FUERZAS ARMADAS DE ISRAEL - Arquivo
MADRID 19 mar. (EUROPA PRESS) -
O Exército de Israel anunciou nesta quinta-feira a morte de “mais de 20” supostos membros do partido-milícia xiita Hezbollah em operações terrestres realizadas durante o último dia no sul do Líbano, no âmbito da campanha de bombardeios e invasão terrestre decorrente do conflito desencadeado no Oriente Médio pela ofensiva dos Estados Unidos e de Israel contra o Irã.
Assim, afirmou que “nas últimas 24 horas, mais de 20 terroristas foram eliminados e dezenas de estruturas militares do Hezbollah foram destruídas”, antes de acrescentar que os militares “localizaram e confiscaram numerosas armas, incluindo ‘lançadores de foguetes’, ‘foguetes antitanque’ e ‘outro equipamento militar’”.
O Exército detalhou que “em um dos incidentes, os terroristas tentaram disparar mísseis antitanque” contra seus militares no sul do Líbano. “Imediatamente após a identificação, em uma ação rápida, cinco terroristas foram eliminados, enquanto a Força Aérea eliminou outros três em um bombardeio”, acrescentou.

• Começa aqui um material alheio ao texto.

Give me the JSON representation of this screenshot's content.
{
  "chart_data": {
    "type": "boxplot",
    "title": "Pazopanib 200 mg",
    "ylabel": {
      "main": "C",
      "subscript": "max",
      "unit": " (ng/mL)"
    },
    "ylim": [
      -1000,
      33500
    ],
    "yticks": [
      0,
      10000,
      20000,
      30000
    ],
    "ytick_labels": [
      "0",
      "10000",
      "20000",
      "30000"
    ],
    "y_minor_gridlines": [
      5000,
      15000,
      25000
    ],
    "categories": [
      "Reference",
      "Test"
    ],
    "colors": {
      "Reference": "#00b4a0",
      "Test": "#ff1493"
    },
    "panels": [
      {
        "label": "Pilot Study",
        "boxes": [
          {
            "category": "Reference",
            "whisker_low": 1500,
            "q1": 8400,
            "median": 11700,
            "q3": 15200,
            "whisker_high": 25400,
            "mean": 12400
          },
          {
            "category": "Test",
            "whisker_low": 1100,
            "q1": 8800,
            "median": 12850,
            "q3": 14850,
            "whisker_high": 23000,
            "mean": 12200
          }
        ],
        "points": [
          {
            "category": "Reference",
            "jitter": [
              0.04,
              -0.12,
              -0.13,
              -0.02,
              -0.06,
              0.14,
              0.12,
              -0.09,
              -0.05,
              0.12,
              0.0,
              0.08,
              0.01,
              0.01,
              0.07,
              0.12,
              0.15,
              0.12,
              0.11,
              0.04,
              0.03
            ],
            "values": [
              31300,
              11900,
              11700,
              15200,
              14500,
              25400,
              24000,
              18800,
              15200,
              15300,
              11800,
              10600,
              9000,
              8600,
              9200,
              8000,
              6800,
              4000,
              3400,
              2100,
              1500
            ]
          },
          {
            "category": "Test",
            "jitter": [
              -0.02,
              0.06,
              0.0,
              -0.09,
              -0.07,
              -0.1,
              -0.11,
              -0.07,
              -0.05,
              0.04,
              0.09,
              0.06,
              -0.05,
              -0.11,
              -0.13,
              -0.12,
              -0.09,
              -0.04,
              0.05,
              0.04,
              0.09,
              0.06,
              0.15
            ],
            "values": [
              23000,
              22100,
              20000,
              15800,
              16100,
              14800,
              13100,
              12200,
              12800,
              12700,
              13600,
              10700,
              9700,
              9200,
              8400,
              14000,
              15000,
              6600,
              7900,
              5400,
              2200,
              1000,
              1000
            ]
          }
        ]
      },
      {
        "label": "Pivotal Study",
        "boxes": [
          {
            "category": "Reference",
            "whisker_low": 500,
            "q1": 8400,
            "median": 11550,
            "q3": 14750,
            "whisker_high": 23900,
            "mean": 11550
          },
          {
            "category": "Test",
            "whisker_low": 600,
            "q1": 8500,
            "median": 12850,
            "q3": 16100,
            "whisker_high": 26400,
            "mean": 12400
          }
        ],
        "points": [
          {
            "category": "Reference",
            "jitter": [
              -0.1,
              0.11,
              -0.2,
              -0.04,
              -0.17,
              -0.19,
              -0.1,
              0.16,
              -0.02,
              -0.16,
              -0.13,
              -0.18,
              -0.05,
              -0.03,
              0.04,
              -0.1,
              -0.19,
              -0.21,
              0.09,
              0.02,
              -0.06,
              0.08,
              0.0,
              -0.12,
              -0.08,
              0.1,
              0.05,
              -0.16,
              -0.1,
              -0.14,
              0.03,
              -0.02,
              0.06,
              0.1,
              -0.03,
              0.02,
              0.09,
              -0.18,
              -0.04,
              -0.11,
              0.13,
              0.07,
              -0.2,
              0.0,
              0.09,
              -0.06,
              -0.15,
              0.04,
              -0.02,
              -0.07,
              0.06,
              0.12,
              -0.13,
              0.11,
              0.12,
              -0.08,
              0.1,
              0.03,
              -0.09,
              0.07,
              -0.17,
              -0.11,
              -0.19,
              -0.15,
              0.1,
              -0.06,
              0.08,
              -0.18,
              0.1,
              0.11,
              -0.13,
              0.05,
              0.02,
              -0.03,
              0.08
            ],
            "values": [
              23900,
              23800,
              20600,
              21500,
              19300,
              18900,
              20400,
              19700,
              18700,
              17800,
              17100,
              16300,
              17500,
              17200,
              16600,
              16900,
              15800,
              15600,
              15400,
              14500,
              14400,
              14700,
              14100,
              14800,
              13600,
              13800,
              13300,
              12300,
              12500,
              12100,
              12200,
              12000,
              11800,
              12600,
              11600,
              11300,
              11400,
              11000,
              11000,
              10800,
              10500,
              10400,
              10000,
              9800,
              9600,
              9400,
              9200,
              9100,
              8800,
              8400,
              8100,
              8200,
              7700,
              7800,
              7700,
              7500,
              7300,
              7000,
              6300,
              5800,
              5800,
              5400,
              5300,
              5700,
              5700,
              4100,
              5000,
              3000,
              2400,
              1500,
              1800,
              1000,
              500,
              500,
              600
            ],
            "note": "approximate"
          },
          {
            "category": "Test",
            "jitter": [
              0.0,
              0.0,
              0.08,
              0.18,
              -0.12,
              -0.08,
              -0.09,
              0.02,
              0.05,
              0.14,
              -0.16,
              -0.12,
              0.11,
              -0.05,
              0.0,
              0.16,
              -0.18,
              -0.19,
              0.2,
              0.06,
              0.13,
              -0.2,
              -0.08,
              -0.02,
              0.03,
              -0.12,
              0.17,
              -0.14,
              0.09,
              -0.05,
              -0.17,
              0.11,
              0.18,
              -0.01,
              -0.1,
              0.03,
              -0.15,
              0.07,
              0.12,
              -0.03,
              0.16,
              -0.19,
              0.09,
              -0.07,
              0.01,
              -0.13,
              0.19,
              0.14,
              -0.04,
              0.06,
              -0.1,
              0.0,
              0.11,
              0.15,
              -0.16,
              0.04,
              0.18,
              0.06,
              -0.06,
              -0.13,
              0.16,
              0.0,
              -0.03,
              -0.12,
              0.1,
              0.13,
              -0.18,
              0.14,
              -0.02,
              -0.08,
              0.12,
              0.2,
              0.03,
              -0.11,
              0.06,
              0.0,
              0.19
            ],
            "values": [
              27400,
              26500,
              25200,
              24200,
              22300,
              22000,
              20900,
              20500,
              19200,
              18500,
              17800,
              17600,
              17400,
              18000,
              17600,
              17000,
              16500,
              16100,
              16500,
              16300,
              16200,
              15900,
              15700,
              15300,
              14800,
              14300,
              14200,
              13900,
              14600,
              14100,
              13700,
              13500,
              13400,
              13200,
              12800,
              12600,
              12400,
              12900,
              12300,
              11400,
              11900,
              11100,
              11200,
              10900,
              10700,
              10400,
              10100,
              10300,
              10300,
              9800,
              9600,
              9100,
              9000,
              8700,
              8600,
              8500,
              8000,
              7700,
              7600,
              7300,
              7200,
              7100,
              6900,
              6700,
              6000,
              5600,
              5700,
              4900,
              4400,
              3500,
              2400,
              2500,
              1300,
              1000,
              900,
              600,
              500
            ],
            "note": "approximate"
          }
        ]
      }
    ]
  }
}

“As Forças de Defesa de Israel (FDI) continuarão agindo com firmeza contra o Hezbollah, que decidiu aderir à campanha e operar sob os auspícios do regime iraniano, sem permitir danos aos cidadãos de Israel”, concluiu em um comunicado.
O Exército de Israel anunciou na terça-feira o envio de “tropas adicionais” ao Líbano para “criar uma camada adicional de segurança”, depois que o ministro da Defesa israelense, Israel Katz, assegurou que “centenas de milhares” de pessoas que evacuaram suas casas no Líbano “não retornarão aos seus lares até que a segurança dos residentes no norte (de Israel) seja garantida”.
As autoridades libanesas elevaram para mais de 900 o número de mortos devido à onda de bombardeios e operações terrestres lançadas por Israel em resposta ao lançamento de projéteis pelo Hezbollah em retaliação ao assassinato do líder supremo do Irã, o aiatolá Ali Khamenei, na ofensiva lançada em 28 de fevereiro em conjunto com os Estados Unidos contra o país asiático.
Israel já havia lançado, nos últimos meses, dezenas de bombardeios contra o Líbano, apesar do cessar-fogo alcançado em novembro de 2024, argumentando que age contra as atividades do Hezbollah e garantindo que, por isso, não viola o pacto, embora tanto as autoridades libanesas quanto o grupo tenham se mostrado críticos em relação a essas ações, igualmente condenadas pelas Nações Unidas.